Fitch-Style Predicate Logic Proof

Question

I've been attempting to typeset some predicate logic proofs in the style of Huth and Ryan, and I'm having trouble determining how to display declared variables in the same format. Below is an example of one of these proofs.

I've been using the logicproof package to typeset my proofs so far, and this is what I have presently when recreating the above proof.
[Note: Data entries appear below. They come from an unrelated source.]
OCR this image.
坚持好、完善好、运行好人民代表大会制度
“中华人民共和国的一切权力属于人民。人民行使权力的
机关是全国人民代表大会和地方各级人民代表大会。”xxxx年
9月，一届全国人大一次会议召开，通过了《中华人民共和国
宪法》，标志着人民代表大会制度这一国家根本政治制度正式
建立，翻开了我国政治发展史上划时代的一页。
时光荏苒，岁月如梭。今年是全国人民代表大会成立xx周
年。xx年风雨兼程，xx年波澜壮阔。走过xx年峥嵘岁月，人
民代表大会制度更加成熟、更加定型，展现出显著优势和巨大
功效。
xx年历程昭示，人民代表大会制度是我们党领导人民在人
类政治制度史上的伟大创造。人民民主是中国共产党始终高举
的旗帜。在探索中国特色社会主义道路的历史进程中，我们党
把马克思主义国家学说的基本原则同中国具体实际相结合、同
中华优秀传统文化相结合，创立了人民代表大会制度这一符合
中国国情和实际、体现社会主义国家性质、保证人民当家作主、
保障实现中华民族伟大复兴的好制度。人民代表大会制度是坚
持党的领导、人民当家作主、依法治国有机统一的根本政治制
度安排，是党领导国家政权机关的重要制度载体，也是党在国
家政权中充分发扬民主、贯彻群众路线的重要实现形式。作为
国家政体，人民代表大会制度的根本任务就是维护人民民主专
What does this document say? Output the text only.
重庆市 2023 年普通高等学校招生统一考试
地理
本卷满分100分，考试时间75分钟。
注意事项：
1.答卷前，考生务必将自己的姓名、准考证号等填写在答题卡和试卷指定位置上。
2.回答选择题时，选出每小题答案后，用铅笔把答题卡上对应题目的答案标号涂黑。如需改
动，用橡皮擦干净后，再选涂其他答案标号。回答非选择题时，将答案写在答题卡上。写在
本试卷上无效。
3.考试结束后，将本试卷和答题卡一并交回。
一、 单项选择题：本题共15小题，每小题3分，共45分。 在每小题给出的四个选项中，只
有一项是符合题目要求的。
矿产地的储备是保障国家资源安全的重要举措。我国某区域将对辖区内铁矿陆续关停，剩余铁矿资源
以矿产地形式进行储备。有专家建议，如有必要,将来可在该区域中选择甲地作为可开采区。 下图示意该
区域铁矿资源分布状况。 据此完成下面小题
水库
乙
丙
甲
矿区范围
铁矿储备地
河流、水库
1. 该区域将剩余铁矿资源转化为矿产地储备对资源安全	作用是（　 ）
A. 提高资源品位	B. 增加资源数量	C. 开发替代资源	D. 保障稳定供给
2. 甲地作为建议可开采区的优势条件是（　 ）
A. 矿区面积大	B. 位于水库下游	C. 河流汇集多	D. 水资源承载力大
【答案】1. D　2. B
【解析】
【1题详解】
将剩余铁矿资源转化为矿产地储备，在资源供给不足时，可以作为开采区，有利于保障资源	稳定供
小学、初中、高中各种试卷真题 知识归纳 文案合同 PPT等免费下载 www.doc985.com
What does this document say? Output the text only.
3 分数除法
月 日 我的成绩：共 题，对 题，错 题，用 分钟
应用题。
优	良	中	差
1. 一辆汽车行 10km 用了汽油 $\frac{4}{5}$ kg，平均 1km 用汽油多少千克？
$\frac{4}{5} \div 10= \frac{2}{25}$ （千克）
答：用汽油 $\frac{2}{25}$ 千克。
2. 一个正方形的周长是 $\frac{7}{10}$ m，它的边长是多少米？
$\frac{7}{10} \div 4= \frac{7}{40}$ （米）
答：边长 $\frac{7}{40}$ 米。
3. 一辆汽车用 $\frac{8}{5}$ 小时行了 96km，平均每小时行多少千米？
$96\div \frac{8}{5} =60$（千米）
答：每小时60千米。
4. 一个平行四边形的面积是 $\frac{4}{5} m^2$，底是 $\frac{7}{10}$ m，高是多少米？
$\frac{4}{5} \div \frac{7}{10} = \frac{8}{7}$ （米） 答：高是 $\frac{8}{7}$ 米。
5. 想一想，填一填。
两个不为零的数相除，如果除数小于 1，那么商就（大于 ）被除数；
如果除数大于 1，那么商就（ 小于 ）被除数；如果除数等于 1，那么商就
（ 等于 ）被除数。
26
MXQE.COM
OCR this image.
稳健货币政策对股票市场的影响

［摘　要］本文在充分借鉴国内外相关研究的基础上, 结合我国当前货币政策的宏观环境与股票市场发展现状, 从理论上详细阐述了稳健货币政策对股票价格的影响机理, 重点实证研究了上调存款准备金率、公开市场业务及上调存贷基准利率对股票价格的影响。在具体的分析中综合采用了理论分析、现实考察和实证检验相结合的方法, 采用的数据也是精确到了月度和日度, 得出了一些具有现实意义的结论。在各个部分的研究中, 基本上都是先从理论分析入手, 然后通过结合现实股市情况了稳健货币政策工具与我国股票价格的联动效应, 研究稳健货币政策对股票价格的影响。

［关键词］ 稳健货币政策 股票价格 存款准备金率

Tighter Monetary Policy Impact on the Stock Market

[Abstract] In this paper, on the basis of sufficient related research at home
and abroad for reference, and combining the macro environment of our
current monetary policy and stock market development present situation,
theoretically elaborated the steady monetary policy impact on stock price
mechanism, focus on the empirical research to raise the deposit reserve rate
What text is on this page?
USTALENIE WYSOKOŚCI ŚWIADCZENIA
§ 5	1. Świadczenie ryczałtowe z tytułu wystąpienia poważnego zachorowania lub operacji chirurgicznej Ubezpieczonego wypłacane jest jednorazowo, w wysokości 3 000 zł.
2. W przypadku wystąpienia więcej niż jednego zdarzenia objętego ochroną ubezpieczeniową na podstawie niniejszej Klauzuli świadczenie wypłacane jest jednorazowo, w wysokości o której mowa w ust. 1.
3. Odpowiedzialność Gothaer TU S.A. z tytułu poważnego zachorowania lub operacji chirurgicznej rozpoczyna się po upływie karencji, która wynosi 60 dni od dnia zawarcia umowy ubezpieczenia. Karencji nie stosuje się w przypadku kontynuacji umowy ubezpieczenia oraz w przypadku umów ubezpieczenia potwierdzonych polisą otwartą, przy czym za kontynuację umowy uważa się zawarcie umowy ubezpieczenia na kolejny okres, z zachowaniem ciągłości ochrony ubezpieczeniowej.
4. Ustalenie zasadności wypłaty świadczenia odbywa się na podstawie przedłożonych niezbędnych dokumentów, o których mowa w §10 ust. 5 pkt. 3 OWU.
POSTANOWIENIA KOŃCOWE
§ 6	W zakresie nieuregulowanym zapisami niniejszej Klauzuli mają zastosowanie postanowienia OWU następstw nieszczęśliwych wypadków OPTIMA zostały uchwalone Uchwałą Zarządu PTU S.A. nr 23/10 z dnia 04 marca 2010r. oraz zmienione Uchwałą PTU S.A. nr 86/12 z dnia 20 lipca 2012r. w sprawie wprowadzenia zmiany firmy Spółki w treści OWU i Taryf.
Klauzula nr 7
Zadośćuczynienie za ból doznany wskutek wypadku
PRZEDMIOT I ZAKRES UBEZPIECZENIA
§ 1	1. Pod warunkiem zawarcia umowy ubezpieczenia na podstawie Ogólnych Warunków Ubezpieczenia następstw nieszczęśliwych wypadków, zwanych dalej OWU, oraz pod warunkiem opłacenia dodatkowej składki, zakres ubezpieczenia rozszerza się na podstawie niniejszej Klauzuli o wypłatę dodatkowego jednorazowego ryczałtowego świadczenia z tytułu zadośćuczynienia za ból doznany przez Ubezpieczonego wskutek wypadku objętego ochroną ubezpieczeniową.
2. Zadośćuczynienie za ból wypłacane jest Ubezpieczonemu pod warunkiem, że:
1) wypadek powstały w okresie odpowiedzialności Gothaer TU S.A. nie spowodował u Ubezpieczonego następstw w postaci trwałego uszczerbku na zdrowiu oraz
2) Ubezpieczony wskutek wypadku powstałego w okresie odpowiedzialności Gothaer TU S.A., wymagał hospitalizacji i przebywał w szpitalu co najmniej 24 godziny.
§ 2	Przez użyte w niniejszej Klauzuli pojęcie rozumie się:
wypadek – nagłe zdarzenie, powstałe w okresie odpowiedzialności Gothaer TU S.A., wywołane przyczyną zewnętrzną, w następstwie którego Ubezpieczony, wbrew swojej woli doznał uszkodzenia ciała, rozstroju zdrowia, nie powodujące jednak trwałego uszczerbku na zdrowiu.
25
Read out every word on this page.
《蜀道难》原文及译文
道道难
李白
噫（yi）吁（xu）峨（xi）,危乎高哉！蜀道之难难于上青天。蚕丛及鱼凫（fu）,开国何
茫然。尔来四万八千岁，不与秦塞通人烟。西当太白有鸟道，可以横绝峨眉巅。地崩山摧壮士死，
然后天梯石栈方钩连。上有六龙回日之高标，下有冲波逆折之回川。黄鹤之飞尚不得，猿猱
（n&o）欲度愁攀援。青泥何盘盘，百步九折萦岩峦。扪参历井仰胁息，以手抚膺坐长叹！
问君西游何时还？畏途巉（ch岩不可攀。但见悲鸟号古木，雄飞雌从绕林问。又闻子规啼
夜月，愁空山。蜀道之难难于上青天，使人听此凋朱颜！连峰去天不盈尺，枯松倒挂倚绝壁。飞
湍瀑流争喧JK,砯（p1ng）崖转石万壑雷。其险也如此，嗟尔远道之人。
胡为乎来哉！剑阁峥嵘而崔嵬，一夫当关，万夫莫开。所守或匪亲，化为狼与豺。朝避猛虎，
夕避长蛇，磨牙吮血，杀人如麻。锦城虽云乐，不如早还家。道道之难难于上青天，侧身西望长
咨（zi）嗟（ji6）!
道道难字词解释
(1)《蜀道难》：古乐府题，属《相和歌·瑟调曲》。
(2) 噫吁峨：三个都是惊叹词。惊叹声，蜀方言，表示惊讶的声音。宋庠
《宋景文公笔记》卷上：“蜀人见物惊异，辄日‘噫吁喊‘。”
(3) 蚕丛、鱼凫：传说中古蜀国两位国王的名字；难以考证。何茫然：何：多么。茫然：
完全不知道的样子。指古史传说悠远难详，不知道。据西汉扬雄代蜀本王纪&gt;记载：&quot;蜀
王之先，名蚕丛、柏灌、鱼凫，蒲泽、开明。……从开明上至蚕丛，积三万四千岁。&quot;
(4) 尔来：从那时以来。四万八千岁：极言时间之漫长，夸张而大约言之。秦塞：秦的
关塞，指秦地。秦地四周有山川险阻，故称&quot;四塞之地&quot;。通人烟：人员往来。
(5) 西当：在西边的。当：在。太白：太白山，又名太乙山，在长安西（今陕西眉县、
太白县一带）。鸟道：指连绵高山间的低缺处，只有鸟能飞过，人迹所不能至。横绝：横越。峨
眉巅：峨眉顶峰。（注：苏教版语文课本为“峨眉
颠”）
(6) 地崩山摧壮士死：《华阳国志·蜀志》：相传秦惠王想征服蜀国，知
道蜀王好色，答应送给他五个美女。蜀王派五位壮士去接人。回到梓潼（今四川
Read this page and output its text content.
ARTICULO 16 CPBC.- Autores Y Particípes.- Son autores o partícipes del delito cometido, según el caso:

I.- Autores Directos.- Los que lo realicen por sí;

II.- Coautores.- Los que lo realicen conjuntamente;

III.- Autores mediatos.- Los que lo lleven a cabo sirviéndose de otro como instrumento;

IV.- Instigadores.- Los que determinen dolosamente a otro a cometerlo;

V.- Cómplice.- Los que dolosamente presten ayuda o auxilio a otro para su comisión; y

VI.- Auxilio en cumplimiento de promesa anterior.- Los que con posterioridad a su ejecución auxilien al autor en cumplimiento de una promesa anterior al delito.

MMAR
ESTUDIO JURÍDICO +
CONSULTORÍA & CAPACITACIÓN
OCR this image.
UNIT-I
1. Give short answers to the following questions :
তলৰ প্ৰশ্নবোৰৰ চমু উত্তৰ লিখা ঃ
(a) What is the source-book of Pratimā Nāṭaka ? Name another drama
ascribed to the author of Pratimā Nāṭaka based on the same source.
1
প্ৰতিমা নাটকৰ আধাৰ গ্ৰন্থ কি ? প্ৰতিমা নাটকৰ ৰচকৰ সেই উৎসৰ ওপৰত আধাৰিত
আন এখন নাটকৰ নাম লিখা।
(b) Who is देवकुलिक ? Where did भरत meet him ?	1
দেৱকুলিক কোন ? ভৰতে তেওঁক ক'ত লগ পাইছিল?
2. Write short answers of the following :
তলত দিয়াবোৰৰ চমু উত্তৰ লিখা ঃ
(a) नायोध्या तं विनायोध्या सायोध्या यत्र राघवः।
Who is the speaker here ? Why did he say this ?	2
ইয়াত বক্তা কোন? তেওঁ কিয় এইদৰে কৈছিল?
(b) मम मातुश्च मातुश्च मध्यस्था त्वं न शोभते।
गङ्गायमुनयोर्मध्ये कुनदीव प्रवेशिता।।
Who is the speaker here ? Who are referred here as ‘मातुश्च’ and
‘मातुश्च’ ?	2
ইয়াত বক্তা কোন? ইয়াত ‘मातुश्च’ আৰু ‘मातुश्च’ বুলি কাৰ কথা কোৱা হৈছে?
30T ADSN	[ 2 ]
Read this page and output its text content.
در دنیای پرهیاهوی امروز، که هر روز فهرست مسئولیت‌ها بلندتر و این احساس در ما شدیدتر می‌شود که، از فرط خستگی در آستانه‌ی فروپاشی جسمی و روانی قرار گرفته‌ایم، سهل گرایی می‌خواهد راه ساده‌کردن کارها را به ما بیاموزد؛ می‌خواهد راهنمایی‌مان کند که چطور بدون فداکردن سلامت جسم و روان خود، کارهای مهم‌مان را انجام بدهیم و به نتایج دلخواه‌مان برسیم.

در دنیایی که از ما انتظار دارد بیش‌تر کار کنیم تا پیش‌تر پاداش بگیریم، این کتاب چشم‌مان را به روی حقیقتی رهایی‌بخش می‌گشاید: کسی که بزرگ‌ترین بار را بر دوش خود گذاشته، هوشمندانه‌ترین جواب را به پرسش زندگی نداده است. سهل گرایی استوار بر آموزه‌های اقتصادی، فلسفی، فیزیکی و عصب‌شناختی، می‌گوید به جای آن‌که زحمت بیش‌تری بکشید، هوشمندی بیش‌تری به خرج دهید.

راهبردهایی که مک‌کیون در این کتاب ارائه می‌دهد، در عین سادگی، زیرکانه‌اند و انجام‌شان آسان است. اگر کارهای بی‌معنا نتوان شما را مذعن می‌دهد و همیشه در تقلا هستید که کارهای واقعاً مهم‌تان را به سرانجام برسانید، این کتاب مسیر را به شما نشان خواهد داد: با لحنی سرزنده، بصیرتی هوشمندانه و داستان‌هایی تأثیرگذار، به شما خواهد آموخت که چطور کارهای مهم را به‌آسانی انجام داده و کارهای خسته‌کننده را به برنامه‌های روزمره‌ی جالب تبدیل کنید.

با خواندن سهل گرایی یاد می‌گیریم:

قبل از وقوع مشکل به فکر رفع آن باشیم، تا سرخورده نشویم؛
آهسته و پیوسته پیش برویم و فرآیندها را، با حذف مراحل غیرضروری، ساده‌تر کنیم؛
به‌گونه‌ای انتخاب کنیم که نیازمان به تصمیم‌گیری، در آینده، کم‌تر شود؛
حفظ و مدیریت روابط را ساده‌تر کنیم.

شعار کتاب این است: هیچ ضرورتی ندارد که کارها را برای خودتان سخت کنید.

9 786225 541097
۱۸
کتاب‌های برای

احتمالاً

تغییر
Does anyone have any insight as to how to declare the variable to the left of the statement?

LaTeX source:

\documentclass{article}
\usepackage{logicproof}

\begin{document}
\begin{logicproof}{1}
    \forall x \, (P(x) \to Q(x)) & premise \\
    \forall x \, P(x) & premise \\
    \begin{subproof}
        P(x_0) \to Q(x_0) & $\forall x \, \mathrm{e}$ 1 \\
        P(x_0) & $\forall x \, \mathrm{e}$ 2 \\
        Q(x_0) & $\to \mathrm{e}$ 3, 4
    \end{subproof}
    \forall x \, Q(x) & $\forall x \, \mathrm{i}$ 3--5
\end{logicproof}
\end{document}

Answer 1

You can increase \subproofhorizspace (the extra pair of braces in my code keep the change local) and then use \llap for the variable:

\documentclass{article}
\usepackage{logicproof}

\begin{document}

{
\setlength\subproofhorizspace{2em}
\begin{logicproof}{1}
    \forall x \, (P(x) \to Q(x)) & premise \\
    \forall x \, P(x) & premise \\\hspace*{-30pt}
    \begin{subproof}
        \llap{$x_0\quad$} P(x_0) \to Q(x_0) & $\forall x \, \mathrm{e}$ 1 \\
        P(x_0) & $\forall x \, \mathrm{e}$ 2 \\
        Q(x_0) & $\to \mathrm{e}$ 3, 4
    \end{subproof}
    \forall x \, Q(x) & $\forall x \, \mathrm{i}$ 3--5
\end{logicproof}
}

\end{document}

The above solution will change the horizontal separation on both sides; if you want individual control, here's one possibility:

\documentclass{article}
\usepackage{logicproof}

\newlength\subproofhorizspaceright
\setlength\subproofhorizspaceright{\subproofhorizspace}
\makeatletter
\renewcommand{\lp@stop@proof@line}{%
  \whiledo{\value{lp@temp}>\value{lp@nested}}{%
    \addtocounter{lp@temp}{-1}%
    \lp@amper%
    \hspace*{\subproofhorizspaceright}%
  }%
  \whiledo{\value{lp@temp}>0}{%
    \addtocounter{lp@temp}{-1}%
    \lp@amper%
    \hspace*{\subproofhorizspaceright}%
    \vline%
  }%
}
\makeatother

\begin{document}

{
\setlength\subproofhorizspace{2em}
\begin{logicproof}{1}
    \forall x \, (P(x) \to Q(x)) & premise \\
    \forall x \, P(x) & premise \\\hspace*{-30pt}
    \begin{subproof}
        \llap{$x_0\quad$} P(x_0) \to Q(x_0) & $\forall x \, \mathrm{e}$ 1 \\
        P(x_0) & $\forall x \, \mathrm{e}$ 2 \\
        Q(x_0) & $\to \mathrm{e}$ 3, 4
    \end{subproof}
    \forall x \, Q(x) & $\forall x \, \mathrm{i}$ 3--5
\end{logicproof}
}

\end{document}

Now there's \subproofhorizspace controlling the space to the left and \subproofhorizspaceright for the space to the right.

Answer 2

The solution of Gonzalo Medina does not work particularly well for nested subproofs. By accident, I discovered that I could solve the problem by simply increasing the depth of nesting sufficiently:

\begin{logicproof}{4}
    \forall x \, (P(x) \to Q(x)) & premise \\
    \forall x \, P(x) & premise \\\hspace*{-30pt}
    \begin{subproof}
        \llap{$x_0\quad$} P(x_0) \to Q(x_0) & $\forall x \, \mathrm{e}$ 1 \\
        P(x_0) & $\forall x \, \mathrm{e}$ 2 \\
        Q(x_0) & $\to \mathrm{e}$ 3, 4
    \end{subproof}
    \forall x \, Q(x) & $\forall x \, \mathrm{i}$ 3--5
\end{logicproof}

I do not know whether this solution is stable or not.